05 | 09 | 2025

"Make 'em cry, make 'em laugh, make 'em wait"

Bringing queerness forth. Armistead Maupin opens up

Tales of the City is a series of books published between 1978 and 2004, a family saga set in a single place, an apartment at 28 Barbary Lane, San Francisco. These books were ground-breaking examples of queer representation, telling diverse stories and making them feel normal, believable, and true. They offered one of the earliest, heart-felt explorations of queer domesticity.

Their author, Armistead Maupin, is himself a ground-breaking figure. His conversation with Peter Florence is no less than a confession, an exploration of the author’s mind. Florence doesn’t go easy on him – he knows what he wants, and won’t stop before he gets his answers. Fortunately, Maupin is more than willing to play along.

Growing up in conservative North Carolina, he was lucky enough to meet a woman – Mrs. Peacock – who “picked him up from the crowd”, pushing him to write. And yet letting go of his upbringing, of the conservatism of his family wasn’t easy. “I went along with it” says Maupin. He had no other way of looking at the world.

“It took San Francisco to get conservatism out of me”. Or rather, “it took a dick in my mouth to change my mind”. Maupin isn’t afraid to be explicit, keeping the audience engaged with his wit and humour.

1976 was a pivotal year. As a strong-minded twenty-something he proposed to the San Francisco Chronicle something completely new and incredibly traditional at the same time: a Dickensian series of short stories, five days a week. A story that would never end. That’s when Tales of the City was born.

An exhausting, stressful job, he admits. But also “the most extraordinary opportunity to be absolutely contemporary”. And to be “absolutely contemporary” in 1976 San Francisco meant representing queerness, sexual liberation, the hidden reality of the bathhouses, and many incredible characters with their multifaceted identities. His Tales became a mosaic of representation: he was the first writer to ever mention a death from AIDS, and he created Anna Madrigal, “the first sympathetic transgender character” in literature.

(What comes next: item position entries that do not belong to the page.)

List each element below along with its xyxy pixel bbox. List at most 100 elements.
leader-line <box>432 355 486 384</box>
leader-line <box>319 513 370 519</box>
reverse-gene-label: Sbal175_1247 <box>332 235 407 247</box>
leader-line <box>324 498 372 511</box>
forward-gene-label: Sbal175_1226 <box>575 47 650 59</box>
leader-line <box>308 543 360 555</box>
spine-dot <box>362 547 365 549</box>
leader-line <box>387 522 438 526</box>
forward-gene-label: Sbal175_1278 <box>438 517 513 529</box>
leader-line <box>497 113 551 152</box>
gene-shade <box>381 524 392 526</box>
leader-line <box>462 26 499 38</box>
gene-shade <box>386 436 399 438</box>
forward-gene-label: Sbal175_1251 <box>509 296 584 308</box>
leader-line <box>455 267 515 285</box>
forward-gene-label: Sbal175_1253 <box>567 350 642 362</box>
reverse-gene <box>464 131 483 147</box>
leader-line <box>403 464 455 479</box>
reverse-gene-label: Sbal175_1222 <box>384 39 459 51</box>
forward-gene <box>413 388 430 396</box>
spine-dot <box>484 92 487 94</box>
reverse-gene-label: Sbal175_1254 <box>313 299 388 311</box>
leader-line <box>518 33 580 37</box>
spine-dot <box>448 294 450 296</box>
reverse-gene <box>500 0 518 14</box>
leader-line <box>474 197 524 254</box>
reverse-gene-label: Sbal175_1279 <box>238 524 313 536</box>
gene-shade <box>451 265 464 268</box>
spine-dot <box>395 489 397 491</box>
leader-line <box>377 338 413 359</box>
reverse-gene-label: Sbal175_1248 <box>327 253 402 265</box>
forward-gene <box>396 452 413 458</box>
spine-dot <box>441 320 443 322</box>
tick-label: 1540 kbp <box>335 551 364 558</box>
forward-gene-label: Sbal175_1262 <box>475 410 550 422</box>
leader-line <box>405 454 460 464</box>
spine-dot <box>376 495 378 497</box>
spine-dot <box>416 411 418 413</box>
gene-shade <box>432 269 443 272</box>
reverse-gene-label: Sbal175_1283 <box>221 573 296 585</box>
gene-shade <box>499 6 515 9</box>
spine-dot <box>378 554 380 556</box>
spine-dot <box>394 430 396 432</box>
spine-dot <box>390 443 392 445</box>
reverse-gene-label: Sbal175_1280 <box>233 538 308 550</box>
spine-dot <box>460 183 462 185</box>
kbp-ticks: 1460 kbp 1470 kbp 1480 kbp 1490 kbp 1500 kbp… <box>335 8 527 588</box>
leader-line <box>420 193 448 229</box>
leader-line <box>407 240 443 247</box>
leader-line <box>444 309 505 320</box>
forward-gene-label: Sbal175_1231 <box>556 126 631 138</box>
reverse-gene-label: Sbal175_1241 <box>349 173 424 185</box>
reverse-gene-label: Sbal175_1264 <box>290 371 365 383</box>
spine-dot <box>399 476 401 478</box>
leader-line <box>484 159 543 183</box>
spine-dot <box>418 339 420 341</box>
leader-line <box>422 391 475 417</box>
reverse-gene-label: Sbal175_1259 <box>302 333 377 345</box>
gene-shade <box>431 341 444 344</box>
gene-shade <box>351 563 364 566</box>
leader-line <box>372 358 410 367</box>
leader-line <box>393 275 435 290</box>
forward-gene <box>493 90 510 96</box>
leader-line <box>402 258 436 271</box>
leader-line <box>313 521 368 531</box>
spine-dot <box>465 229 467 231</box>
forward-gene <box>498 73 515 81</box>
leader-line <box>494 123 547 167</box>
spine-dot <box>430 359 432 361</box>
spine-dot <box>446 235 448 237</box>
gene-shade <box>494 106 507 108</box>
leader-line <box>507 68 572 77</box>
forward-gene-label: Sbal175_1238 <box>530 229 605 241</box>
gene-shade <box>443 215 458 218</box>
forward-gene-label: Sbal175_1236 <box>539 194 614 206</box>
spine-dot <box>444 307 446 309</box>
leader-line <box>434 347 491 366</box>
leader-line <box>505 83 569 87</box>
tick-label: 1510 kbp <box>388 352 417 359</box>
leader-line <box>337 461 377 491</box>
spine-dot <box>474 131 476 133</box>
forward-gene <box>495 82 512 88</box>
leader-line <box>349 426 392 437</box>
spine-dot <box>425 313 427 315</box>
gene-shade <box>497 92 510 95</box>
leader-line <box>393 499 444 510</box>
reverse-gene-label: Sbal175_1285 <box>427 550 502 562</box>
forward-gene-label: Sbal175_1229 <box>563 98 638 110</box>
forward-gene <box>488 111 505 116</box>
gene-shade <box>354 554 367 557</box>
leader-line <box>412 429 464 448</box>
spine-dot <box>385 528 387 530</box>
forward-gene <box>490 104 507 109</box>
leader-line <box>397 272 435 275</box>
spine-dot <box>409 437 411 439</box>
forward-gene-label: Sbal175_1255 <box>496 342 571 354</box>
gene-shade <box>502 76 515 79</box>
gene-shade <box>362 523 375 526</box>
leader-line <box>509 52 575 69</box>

Florence recalls Maupin’s fictional coming out, a letter written by Micheal ‘Mouse’ Tolliver (the character the writer infused most of himself in) that has become a classic, used by many queer people for their own coming outs. It’s striking to see how many people were influenced by his books – or by their TV adaptation – and thanks to these stories discovered something about themselves.

This conversation isn’t just a stroll down memory lane, though. It contracts and expands, and Maupin is never afraid to speak his mind. When asked about the differences between the US and England (his new home) he’s rather clear. Despite Britain’s narrative around inclusion, something is deeply wrong there. A self-declared “champion for the T in the LGBT community”, he brands trans exclusion - culminated in the UK Supreme Court ruling last April - as “the most ridiculous thing I’ve ever seen”.

With clarity, courage, and compassion, Maupin contributes to the unfinished tale of solidarity.